In a New York court, where he is giving evidence against a US citizen accused of a subway suicide bomb plot, it was disclosed that Badat has been re-housed with British taxpayers' money and given funds to pay for office space and education courses. The 33 year-old even had his mobile phone and internet bills paid for by Scotland Yard.
Keith Vaz, the Labour MP who chairs the home affairs committee, said to the Home Secretary on Tuesday: "Finally, the case of Saajid Badat, a supergrass who has apparently been rehoused using taxpayers' money and given taxpayers' money for the creation of office space in his house and he has access to mobile phones and the internet, and we're paying for the cost of this.
"The surprise is that this was only told to us because of a case in New York, we were not aware of it.

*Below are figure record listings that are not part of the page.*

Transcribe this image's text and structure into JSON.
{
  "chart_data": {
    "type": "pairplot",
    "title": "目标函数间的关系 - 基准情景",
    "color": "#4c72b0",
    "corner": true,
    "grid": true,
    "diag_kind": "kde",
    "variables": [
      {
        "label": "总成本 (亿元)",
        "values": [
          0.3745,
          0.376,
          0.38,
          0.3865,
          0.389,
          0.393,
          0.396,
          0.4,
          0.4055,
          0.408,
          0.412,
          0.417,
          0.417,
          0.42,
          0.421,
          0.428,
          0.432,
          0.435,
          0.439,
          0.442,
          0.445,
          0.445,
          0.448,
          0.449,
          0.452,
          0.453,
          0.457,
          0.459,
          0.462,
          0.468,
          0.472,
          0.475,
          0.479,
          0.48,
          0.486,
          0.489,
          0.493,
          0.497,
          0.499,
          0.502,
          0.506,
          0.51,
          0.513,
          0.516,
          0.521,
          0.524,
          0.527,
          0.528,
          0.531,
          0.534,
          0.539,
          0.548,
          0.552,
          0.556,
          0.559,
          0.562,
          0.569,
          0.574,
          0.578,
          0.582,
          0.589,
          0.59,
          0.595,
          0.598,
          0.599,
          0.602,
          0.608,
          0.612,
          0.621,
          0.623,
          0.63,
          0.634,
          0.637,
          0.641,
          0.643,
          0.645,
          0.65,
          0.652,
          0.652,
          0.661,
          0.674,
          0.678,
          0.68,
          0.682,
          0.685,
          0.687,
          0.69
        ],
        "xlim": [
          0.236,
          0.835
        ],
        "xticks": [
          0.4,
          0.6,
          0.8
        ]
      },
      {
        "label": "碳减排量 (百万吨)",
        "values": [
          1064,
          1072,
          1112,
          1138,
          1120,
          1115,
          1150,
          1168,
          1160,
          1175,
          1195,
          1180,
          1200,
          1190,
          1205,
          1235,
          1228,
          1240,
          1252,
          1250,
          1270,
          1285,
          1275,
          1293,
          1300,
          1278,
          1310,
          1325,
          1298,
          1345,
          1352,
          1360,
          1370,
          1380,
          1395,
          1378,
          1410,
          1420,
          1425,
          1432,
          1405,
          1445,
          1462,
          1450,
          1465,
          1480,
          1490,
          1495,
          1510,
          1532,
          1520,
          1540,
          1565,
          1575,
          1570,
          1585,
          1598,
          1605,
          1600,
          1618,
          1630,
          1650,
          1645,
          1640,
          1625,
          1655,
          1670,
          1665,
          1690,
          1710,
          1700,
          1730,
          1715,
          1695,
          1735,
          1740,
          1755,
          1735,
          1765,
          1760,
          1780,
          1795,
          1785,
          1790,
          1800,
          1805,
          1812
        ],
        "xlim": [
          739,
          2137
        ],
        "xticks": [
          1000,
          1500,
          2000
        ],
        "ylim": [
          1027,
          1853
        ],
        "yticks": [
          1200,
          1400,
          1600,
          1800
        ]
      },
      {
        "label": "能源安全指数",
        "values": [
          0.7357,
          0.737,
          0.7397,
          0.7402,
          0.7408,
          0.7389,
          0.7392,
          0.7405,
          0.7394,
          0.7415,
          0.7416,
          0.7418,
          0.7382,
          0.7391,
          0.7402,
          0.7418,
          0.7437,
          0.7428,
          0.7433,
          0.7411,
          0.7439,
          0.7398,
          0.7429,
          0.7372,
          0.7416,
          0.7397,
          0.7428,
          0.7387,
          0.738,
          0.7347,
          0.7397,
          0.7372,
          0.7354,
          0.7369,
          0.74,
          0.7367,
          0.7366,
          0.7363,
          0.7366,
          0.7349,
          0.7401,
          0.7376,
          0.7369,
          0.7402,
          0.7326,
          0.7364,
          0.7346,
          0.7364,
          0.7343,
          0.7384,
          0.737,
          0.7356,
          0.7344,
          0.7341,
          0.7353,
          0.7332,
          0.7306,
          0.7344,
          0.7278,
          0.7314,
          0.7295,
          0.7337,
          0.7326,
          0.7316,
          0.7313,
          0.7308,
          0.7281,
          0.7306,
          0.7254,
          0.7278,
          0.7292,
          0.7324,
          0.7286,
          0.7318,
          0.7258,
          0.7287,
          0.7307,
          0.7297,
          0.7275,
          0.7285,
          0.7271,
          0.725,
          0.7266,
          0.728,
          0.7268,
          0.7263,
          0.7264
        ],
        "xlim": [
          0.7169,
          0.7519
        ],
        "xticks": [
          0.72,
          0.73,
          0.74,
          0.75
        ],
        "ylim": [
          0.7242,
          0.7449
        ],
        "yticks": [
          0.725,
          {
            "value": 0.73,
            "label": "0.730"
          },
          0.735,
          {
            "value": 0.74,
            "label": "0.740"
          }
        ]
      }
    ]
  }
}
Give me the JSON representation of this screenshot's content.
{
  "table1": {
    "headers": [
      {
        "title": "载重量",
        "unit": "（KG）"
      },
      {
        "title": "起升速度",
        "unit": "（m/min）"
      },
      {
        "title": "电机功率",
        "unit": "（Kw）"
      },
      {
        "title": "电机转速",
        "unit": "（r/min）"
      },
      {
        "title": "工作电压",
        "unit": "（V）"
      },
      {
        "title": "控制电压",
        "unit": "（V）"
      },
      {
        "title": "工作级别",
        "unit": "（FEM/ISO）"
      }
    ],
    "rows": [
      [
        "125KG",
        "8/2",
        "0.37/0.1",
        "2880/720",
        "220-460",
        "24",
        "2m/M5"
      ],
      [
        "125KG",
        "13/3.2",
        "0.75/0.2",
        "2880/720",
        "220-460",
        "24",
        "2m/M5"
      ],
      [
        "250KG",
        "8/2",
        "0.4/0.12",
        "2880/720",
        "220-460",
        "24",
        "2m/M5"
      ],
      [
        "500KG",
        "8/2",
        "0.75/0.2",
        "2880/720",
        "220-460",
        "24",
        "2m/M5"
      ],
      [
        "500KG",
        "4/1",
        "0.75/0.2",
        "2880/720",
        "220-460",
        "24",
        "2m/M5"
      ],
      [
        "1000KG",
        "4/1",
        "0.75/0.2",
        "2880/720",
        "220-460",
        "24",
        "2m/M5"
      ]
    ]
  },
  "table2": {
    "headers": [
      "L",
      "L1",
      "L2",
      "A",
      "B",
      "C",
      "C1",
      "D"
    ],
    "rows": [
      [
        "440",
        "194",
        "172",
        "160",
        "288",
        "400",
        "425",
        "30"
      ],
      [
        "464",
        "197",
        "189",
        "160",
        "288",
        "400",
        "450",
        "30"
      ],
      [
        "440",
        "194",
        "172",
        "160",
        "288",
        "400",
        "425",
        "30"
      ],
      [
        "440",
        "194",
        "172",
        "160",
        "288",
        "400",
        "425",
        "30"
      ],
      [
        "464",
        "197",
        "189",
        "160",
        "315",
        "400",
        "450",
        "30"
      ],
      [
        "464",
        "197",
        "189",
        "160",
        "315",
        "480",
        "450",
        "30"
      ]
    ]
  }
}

Presumably this is not the first time that you were made aware of it. Is the newspaper report accurate - are we paying for this?"
Mrs May replied: "What is accurate is that the CPS have said that they considered very carefully the merits of entering into this agreement with a convicted terrorist, that they believed the administration of justice would actually benefit from the agreement they entered into.
"And I understand that the police have also said he has secured substantial and significant evidence and intelligence relating to investigations undertaken by the counter-terrorism command which has assisted law enforcement agencies in other countries.
"The co-operation of defendants or prisoners with police to help catch terrorists or bring other terrorists to justice obviously is an issue that has to be considered and looked at on the merits of each individual case. But co-operation is obviously a long-standing feature of our criminal justice system."